High‐Dimensional Inference for Single‐Index Models With Latent Factors
针对含潜在因子的单指标模型,提出无需估计高维系数的检验统计量和去偏估计量,适用于误差重尾或异常值场景,并通过基因数据验证了有效性。
ABSTRACT Models with latent factors have recently attracted considerable attention. However, most existing studies focus on linear regression models and therefore fail to capture potential nonlinear structures. To address this limitation, we consider the factor augmented single‐index model. We first examine whether the inclusion of the augmented component is necessary by introducing a score‐type test statistic. Unlike existing test statistics, the proposed one does not require estimating high‐dimensional regression coefficients or precision matrices, making it computationally simpler and more stable. To determine the critical value, we employ a Gaussian multiplier bootstrap, whose theoretical validity is established under mild regularity conditions. We further investigate the penalized estimation of the regression model.

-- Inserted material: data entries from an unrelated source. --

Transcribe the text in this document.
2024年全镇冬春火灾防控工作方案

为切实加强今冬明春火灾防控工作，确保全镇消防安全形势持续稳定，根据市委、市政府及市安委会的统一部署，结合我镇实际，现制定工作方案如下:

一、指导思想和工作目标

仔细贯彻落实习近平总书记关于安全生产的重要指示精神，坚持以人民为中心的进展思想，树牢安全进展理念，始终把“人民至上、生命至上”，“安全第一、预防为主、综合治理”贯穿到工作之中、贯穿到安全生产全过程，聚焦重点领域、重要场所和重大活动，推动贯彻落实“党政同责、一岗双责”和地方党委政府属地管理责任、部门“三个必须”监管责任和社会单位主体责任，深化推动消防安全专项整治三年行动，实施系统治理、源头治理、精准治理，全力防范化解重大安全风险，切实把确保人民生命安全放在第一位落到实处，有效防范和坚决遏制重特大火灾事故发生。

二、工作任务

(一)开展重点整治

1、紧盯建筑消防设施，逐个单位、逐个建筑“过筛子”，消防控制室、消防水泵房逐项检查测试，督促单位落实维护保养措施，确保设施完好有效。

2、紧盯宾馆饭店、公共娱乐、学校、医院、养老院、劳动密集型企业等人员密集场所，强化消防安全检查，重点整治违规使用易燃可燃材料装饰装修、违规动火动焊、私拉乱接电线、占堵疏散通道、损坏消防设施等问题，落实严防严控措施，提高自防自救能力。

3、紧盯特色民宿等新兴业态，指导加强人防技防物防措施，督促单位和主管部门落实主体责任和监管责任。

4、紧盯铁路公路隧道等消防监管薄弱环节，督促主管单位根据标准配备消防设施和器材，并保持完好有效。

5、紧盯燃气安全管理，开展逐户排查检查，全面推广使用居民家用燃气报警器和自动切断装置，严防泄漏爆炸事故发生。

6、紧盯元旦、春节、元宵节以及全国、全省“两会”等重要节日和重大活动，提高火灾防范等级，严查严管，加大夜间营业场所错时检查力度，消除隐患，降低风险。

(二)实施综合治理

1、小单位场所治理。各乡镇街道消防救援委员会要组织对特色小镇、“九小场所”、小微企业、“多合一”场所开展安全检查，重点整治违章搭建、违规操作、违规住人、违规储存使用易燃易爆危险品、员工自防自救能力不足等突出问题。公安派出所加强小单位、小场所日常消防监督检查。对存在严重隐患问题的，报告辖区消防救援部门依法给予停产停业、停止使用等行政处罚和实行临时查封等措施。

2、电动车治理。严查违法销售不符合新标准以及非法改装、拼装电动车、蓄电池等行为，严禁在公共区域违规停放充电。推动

With estimated latent factors, we establish the error bounds of the estimators. In addition, we construct confidence intervals for individual coefficients based on a debiased estimator. Importantly, our method does not impose moment conditions on the error distribution, allowing it to perform well even when the errors are heavy‐tailed or contaminated by outliers. Comprehensive simulation studies and an application to a gene expression dataset demonstrate the effectiveness and robustness of the proposed procedure.